Can you shut up all aliens this Famicom Friday?
The official release date of the Nintendo Entertainment System was October 1985, but in truth, that was a test launch. Most people in North America didn’t have a chance to buy the console until Autumn of ‘86. At that point, the Famicom had been on the market for three years in Japan.
Three years is a lot of time to build up a catalog of games, and the Famicom certainly did that. Most of the important titles would find their way to North American shores, but many during these lost years of the 8-bit platform fell by the wayside, regardless of their relevance. Take Door Door, for example. It’s a game that’s ingrained in the Japanese console player’s mindset, but it’s practically unknown here. It was the title that helped launch Enix into a position as a major player that would be solidified by the release of Dragon Quest.
If that doesn’t tell you how significant this title is, let’s take a closer look.
Released: July 1985
Also available on: 8-Bit Home Computers, Mobile
Door Door is a concept by Koichi Nakamura, who entered it into a contest being held by the newly formed Enix. At the time, most game publishers developed their own games in-house, then released them as one entity, so the concept of picking up outside contractors and offering them royalties for their work was pretty novel. The title was first released in 1983 on the NEC PC-8801, a Japanese 8-bit home computer. It was then ported to various other computers until it finally landed on the Famicom, where it exploded in the vacuum that existed before Super Mario Bros.
The game features a little blob named Chun, who is being chased by a set of aliens. In order to save himself, Chun must open doors for the aliens to enter, then shut them once they’re inside. Something about opening doors for people really appeals to my Canadian mentality.
It may sound simple, and it definitely is in concept. However, if you go into it expecting to get by on your reflexes, you’re going to get trounced. While, on the surface, Door Door looks like a more action-based game like Pac-Man or Burgertime — and, indeed, there are clear similarities — using the same approach as you would with those titles quickly proves ineffectual as the game limits the number of doors.
It’s better to come to Door Door like it’s a puzzle game. The aliens are controlled by deterministic artificial intelligence, meaning that they react to what you’re doing in a somewhat mindless fashion. If you’ve ever watched a breakdown of Pac-Man’s ghost AI, you probably know what I’m talking about. Two of the aliens chase you directly, one reacts to jumps, and the other tries to take the scenic route. The trick to high-level play is therefore to learn how to corral the enemies into a tight group and then trap them in the same door. Sometimes, only one door is available, so this isn’t just a strategy, but a necessity.

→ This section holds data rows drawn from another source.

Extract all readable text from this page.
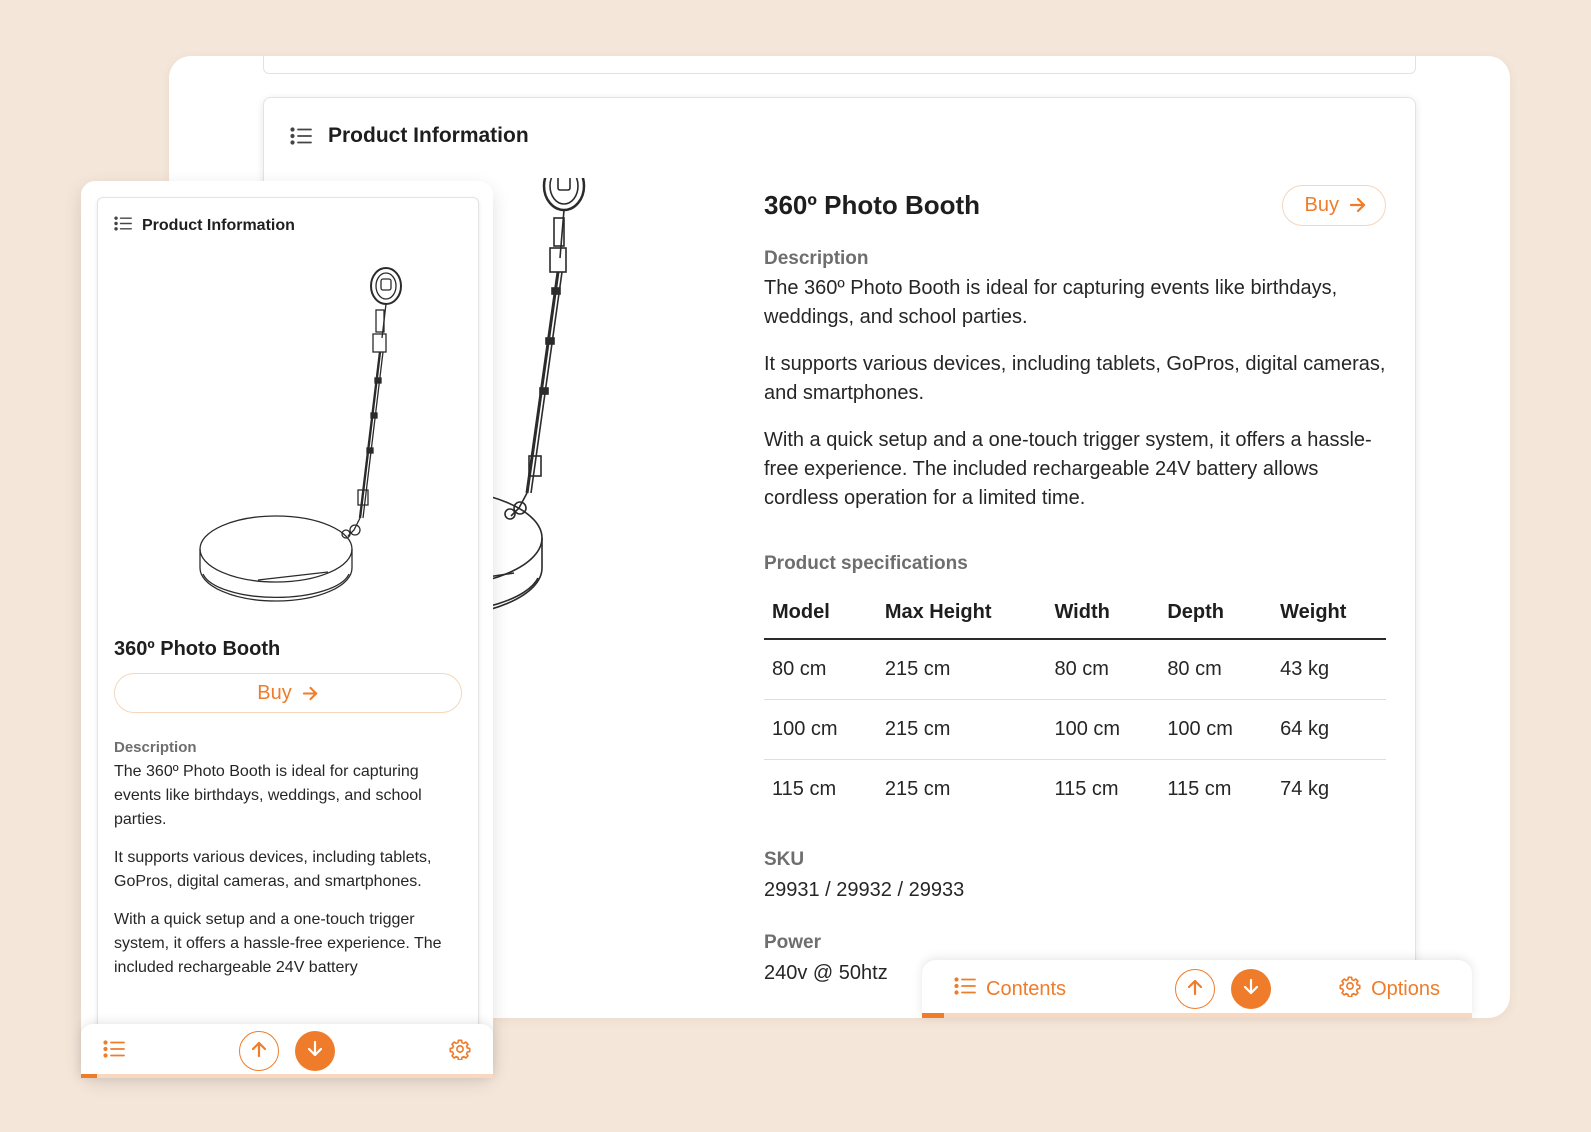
Product Information
360º Photo Booth	Buy
Description

The 360º Photo Booth is ideal for capturing events like birthdays, weddings, and school parties.

It supports various devices, including tablets, GoPros, digital cameras, and smartphones.

With a quick setup and a one-touch trigger system, it offers a hassle-free experience. The included rechargeable 24V battery allows cordless operation for a limited time.

Product specifications
Model	Max Height	Width	Depth	Weight
80 cm	215 cm	80 cm	80 cm	43 kg
100 cm	215 cm	100 cm	100 cm	64 kg
115 cm	215 cm	115 cm	115 cm	74 kg
SKU
29931 / 29932 / 29933
Power
240v @ 50htz
Contents	Options
Product Information
360º Photo Booth
Buy
Description

The 360º Photo Booth is ideal for capturing events like birthdays, weddings, and school parties.

It supports various devices, including tablets, GoPros, digital cameras, and smartphones.

With a quick setup and a one-touch trigger system, it offers a hassle-free experience. The included rechargeable 24V battery
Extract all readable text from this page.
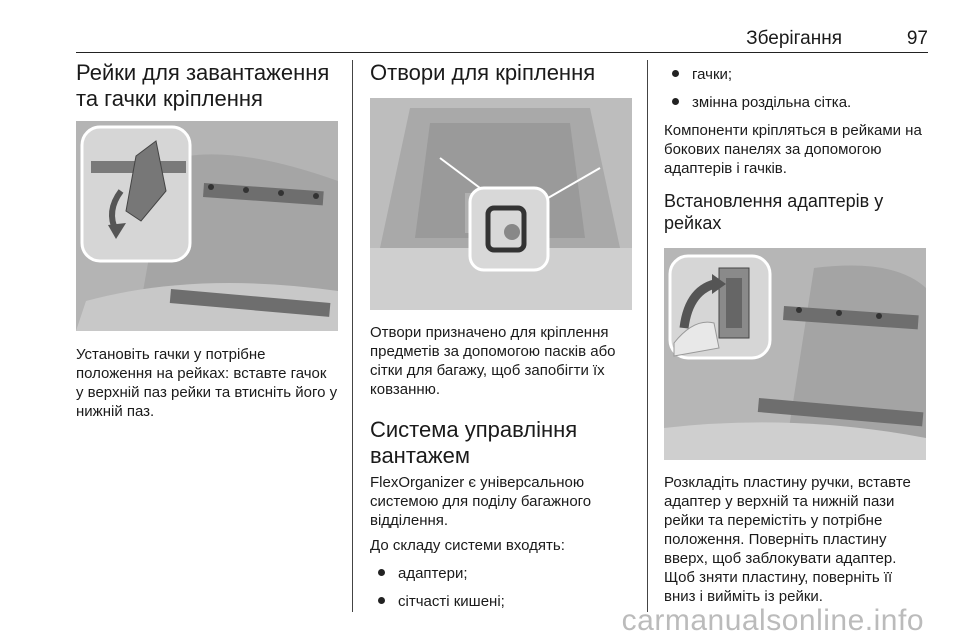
Зберігання	97
Рейки для завантаження та гачки кріплення

Установіть гачки у потрібне положення на рейках: вставте гачок у верхній паз рейки та втисніть його у нижній паз.

Отвори для кріплення

Отвори призначено для кріплення предметів за допомогою пасків або сітки для багажу, щоб запобігти їх ковзанню.

Система управління вантажем

FlexOrganizer є універсальною системою для поділу багажного відділення.

До складу системи входять:

адаптери;
сітчасті кишені;
гачки;
змінна роздільна сітка.

Компоненти кріпляться в рейками на бокових панелях за допомогою адаптерів і гачків.

Встановлення адаптерів у рейках

Розкладіть пластину ручки, вставте адаптер у верхній та нижній пази рейки та перемістіть у потрібне положення. Поверніть пластину вверх, щоб заблокувати адаптер. Щоб зняти пластину, поверніть її вниз і вийміть із рейки.

carmanualsonline.info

There are 50 levels in all, but don’t expect a win screen. This is strictly from the arcade-dominated 8-bit era, so the game is entirely cyclical and mostly concerned with having you set an unbeatable high score. This means it’s more likely to resonate with people who enjoy the old-fashioned arcade mindset. I like the odd game of Ms. Pac-Man, Burgertime, and Space Invaders, but I’ve never really taken much time to try and master one. Same goes for Door Door. I haven’t seen level 50, but it’s fun to pick up occasionally.
A lot of the game’s charm comes from its detailed and colorful visuals. It’s actually somewhat interesting to see a game so well animated and packed with character in a 1985 title. The one downside is that the movement is weirdly choppy. This might be a holdover limitation from the PC-8801 release, but characters seem to snap a few pixels at a time. It’s nothing too distracting, but it’s interesting to see in a Famicom title, even of this vintage.

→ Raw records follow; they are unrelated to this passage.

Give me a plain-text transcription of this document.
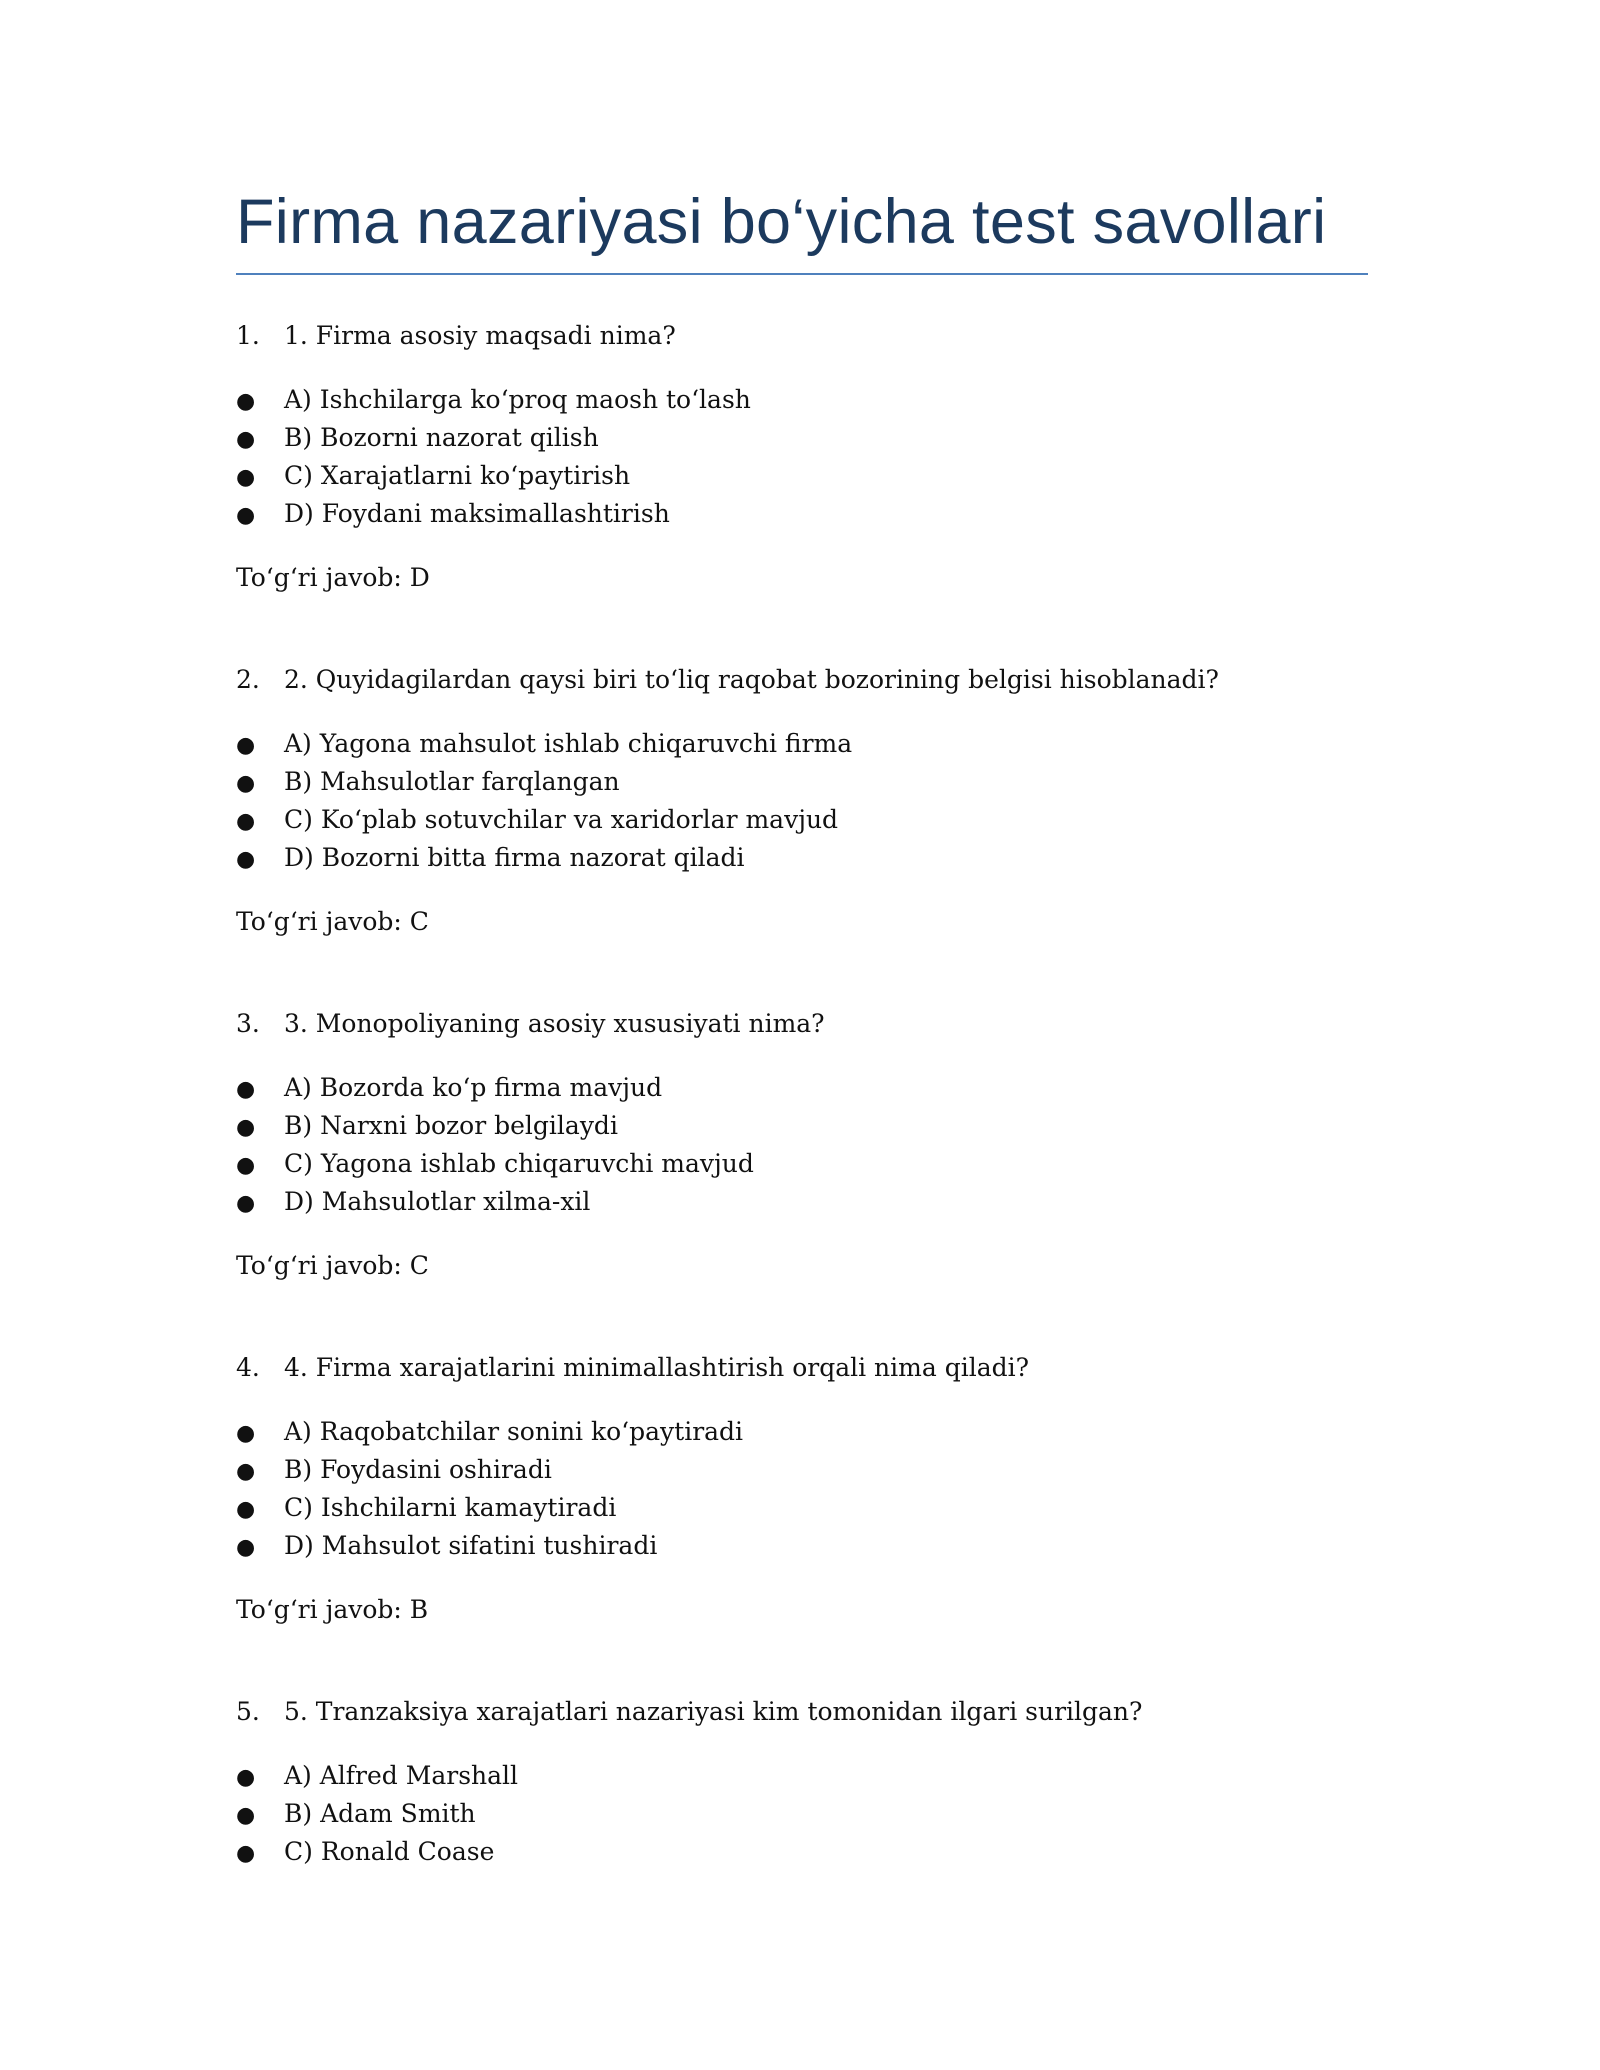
Firma nazariyasi bo‘yicha test savollari
1. 1. Firma asosiy maqsadi nima?
●	A) Ishchilarga ko‘proq maosh to‘lash
●	B) Bozorni nazorat qilish
●	C) Xarajatlarni ko‘paytirish
●	D) Foydani maksimallashtirish
To‘g‘ri javob: D
2. 2. Quyidagilardan qaysi biri to‘liq raqobat bozorining belgisi hisoblanadi?
●	A) Yagona mahsulot ishlab chiqaruvchi firma
●	B) Mahsulotlar farqlangan
●	C) Ko‘plab sotuvchilar va xaridorlar mavjud
●	D) Bozorni bitta firma nazorat qiladi
To‘g‘ri javob: C
3. 3. Monopoliyaning asosiy xususiyati nima?
●	A) Bozorda ko‘p firma mavjud
●	B) Narxni bozor belgilaydi
●	C) Yagona ishlab chiqaruvchi mavjud
●	D) Mahsulotlar xilma-xil
To‘g‘ri javob: C
4. 4. Firma xarajatlarini minimallashtirish orqali nima qiladi?
●	A) Raqobatchilar sonini ko‘paytiradi
●	B) Foydasini oshiradi
●	C) Ishchilarni kamaytiradi
●	D) Mahsulot sifatini tushiradi
To‘g‘ri javob: B
5. 5. Tranzaksiya xarajatlari nazariyasi kim tomonidan ilgari surilgan?
●	A) Alfred Marshall
●	B) Adam Smith
●	C) Ronald Coase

Door Door would not only help see the rise of Enix in the industry, but would also lead to Koichi Nakamura establishing his own contracting company, Chunsoft, named after the title character. This would lead to the creation of Dragon Quest, the various Mystery Dungeon titles, and Danganronpa. They’re maybe not the most influential of developers in today’s market, but the fact that they’re still trucking as Spike Chunsoft and releasing beloved games after all these years says a lot.
Despite being such a landmark game in Japan, one that is remembered with reverence, Door Door hasn’t seen much in terms of re-releases. It hasn’t hit a Virtual Console, for example, and is absent from Nintendo Switch Online. There was a mobile port for mobile phones in Japan through a service in 2004, but that’s the last we’ve seen of it.

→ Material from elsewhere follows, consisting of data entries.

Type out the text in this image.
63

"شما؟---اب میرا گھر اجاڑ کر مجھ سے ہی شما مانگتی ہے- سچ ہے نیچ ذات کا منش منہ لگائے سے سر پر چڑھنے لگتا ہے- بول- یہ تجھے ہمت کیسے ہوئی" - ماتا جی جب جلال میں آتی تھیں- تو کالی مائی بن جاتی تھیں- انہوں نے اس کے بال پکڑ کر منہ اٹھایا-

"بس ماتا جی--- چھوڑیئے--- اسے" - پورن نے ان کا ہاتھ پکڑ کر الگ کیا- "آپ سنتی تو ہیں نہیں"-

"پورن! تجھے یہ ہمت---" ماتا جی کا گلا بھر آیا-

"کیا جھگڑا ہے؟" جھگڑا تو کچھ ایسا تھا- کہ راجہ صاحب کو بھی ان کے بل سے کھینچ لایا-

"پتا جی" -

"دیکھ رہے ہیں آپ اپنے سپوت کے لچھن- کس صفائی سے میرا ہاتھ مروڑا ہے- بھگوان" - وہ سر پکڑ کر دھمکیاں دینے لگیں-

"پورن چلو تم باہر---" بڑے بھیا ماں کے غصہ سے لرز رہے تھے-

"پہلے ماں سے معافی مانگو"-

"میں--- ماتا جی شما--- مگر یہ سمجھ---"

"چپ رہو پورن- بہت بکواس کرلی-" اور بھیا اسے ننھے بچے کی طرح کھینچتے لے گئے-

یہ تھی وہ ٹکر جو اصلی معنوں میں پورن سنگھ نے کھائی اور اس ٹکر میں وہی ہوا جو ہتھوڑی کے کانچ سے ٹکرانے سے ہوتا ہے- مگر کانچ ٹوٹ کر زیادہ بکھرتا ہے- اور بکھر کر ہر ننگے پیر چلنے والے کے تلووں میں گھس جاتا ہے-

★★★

Luckily, Door Door doesn’t use any Japanese in its screens, so it’s easily understood by English speakers. This is to the point where I don’t think there has been a release of a fan translation, as there isn’t anything to translate. It would be nice if it was easier to get a hold of here in North America, and it’s a bit of a mystery as to why it isn’t, but maybe the door isn’t completely shut on the possibility.